Inferrs Backend Proposal: Shift CUDA/Metal Execution to Dynamic Plugins, Decoupling Core Binary from GPU Dependencies
A new architectural proposal for the Inferrs project aims to fundamentally restructure its backend execution, moving it entirely into dynamically loaded plugins. This change would structurally resolve a persistent linking error and decouple the main binary from specific GPU runtime dependencies like CUDA and Metal. The core tension lies in transitioning from a system where the plugin loader only performs hardware detection to one where it fully handles execution, a shift that promises greater deployment flexibility but requires significant implementation work.
The proposal builds on an existing, production-quality plugin loader within `inferrs/src/backend.rs`. Currently, this loader successfully probes for compatible hardware across platforms using a clean ABI. However, after a successful probe, the main binary itself executes inference using its own statically linked libraries (like `candle-core` with CUDA features). This means `libcudart_static.a` is embedded within the main executable. The proposed change would move the actual inference execution logic into the plugin shared objects (e.g., `libinferrs_backend_cuda.so`), eliminating all CUDA and Metal compile-time dependencies from the core binary.

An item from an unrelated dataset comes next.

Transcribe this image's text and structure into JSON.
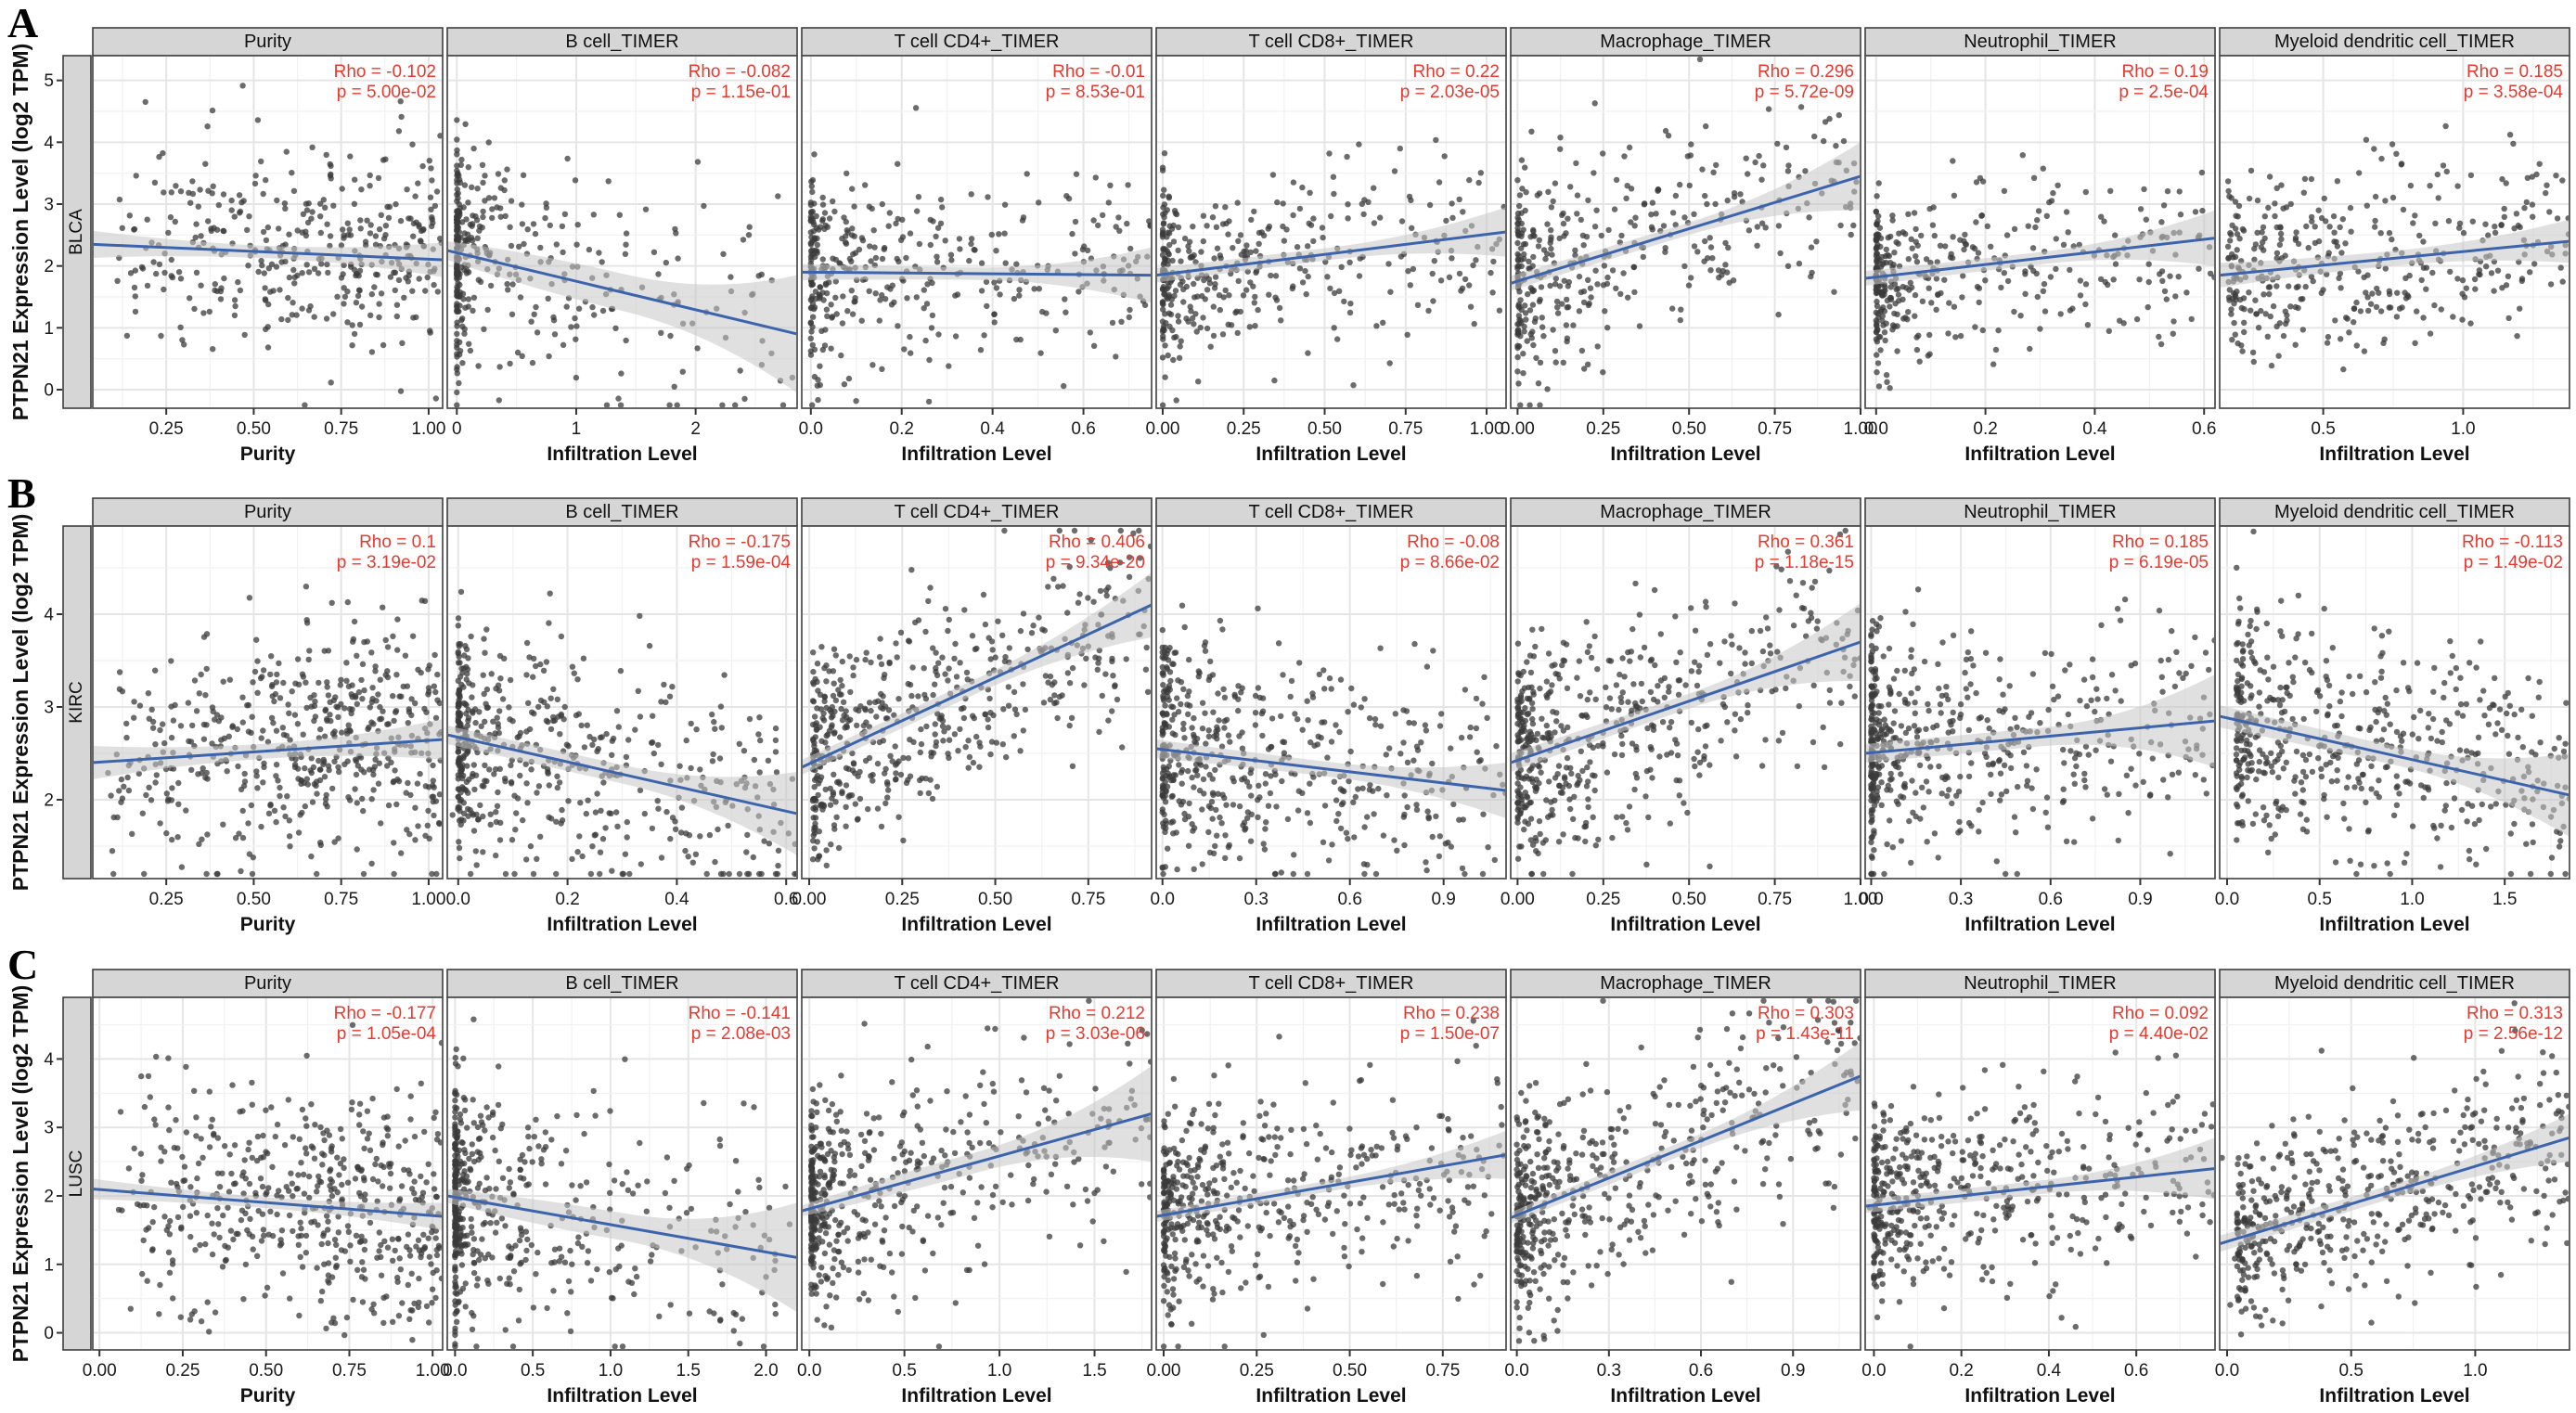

If implemented, this architecture would permanently resolve GitHub issue #145, as the main binary would never reference `-lcudart`, making the specific link error impossible. More strategically, it unlocks a streamlined deployment model: a single, universal binary (like one installed via `brew install inferrs`) that could dynamically support any major version of CUDA through its plugins, without requiring recompilation of the core application. This represents a significant step towards the modular, dependency-light vision initially described for the project's backend system.